Duyduğum koku tatlı ve çürüktü. Annemin mezarının üstüne beton döktüğümü gördüğüm bir rüyadan uyandım, kendime gelmem bir dakika kadar sürdü. Kokunun kaynağının ne olduğunu düşünmedim bile, annemin tekrar evin içinde olduğunu anlamıştım. Yine koridordaydı, bu sefer odamın aralanmış kapısından, sağlam kalmış tek gözüyle içeriye bakıyordu, dişlerinden bir iki tanesi yerinden çıkmıştı ama olmayan dudaklarıyla hala bana gülümsüyordu. Gözlerimi kapattım, onları tekrar açtığımda orada olmamasını diledim. Gözlerimi tekrar açtığımda bir korku filmi klişesi gibi yatağımın ayak ucunda durmuş bana bakıyordu.
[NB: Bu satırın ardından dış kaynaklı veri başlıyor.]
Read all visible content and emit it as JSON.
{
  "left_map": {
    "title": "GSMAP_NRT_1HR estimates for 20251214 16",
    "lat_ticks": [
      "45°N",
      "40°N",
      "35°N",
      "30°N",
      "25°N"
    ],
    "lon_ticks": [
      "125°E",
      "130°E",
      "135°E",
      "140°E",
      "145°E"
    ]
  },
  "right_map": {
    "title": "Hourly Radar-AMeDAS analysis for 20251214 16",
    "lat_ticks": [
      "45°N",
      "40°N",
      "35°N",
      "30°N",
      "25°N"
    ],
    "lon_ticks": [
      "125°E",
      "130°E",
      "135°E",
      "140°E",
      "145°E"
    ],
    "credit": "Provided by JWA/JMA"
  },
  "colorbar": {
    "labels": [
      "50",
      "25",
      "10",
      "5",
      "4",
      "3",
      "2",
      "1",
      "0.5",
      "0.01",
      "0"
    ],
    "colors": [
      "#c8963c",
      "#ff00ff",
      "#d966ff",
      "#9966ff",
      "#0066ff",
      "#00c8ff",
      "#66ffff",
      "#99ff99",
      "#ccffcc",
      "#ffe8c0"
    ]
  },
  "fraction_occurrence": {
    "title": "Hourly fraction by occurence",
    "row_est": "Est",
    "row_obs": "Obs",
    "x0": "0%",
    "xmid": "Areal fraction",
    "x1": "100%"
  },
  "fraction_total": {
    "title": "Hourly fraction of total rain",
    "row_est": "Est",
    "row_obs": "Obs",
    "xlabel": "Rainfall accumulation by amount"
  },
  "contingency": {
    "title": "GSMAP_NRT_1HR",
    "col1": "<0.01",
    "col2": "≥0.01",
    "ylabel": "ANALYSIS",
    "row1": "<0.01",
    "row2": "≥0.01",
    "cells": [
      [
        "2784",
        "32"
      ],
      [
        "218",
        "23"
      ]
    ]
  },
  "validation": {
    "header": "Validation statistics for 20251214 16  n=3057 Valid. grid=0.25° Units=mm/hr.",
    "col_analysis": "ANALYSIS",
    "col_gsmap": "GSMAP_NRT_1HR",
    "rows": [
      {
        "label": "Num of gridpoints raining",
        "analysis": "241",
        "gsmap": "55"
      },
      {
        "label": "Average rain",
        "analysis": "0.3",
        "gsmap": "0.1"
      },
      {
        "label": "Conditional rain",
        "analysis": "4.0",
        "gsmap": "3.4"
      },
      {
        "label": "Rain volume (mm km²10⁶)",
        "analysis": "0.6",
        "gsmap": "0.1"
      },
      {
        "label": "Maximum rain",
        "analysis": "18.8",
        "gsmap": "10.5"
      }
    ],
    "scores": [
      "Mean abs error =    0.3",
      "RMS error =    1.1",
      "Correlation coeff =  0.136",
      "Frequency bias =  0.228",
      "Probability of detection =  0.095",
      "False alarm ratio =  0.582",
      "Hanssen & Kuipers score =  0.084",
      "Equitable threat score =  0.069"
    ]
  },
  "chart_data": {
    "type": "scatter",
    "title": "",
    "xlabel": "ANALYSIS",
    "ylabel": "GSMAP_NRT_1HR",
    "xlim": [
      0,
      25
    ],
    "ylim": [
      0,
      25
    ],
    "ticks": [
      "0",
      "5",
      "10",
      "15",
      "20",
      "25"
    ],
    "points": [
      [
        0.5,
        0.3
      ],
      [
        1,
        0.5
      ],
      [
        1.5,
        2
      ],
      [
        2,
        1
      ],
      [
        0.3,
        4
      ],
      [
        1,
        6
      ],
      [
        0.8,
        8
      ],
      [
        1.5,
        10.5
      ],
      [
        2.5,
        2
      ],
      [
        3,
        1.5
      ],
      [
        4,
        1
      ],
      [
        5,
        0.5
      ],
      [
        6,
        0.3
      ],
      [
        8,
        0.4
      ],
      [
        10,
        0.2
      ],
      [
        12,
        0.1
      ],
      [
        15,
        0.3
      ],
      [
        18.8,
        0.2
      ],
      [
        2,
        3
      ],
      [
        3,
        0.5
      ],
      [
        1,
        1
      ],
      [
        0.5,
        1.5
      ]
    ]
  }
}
Aklımdaki tek şey o evden çıkmam gerektiğiydi, ondan uzaklaşmam, beni görmemisini, onu tekrar görmemeyi, o tatlımsı kokuyu tekrar duymamayı sağlamaktı. Ben koşarak odadan çıkarken arkamdan bir şeyler geveledi. Dudakları olmadığı için “Opsledihmm” gibi bir kelime duydum. Sanırım beni özlediğini söyleme çalışıyordu. Evden ayrılmak için balkonu tercih ettim, dördüncü kattan kendimi boşluğa bıraktım.
Şimdi kliniğin okuma odasındayım, psikiyatristimin uygun gördüğü terimle “intihar girişimi” üzerinden iki ay kadar geçti. “Siz” kimsiniz bilmiyorum, ama bunları size ya da başka birine ya da bir şeye yazıp anlatmazsam Sait Faik’in dediği gibi gerçekten çıldıracağım. O günden bu yana annemin ziyaretleri durdu. Ne doktoruma ne de babama olanlardan bahsetmedim, bence öğrenmelerinin gereği yok. Aldığım ilaçlar sayesinde korkmadan rahat uyuyabiliyorum, sanırım bir ay daha bu klinikte kalacağım.
Endişelendiğim tek bir şey var… Dün pencereden o tatlı çürük kokuyu yine duydum.
Etkileyiciydi. Bir şey sormamda umarım sakınca yoktur. Bu olayı yaşayan kişi siz misiniz?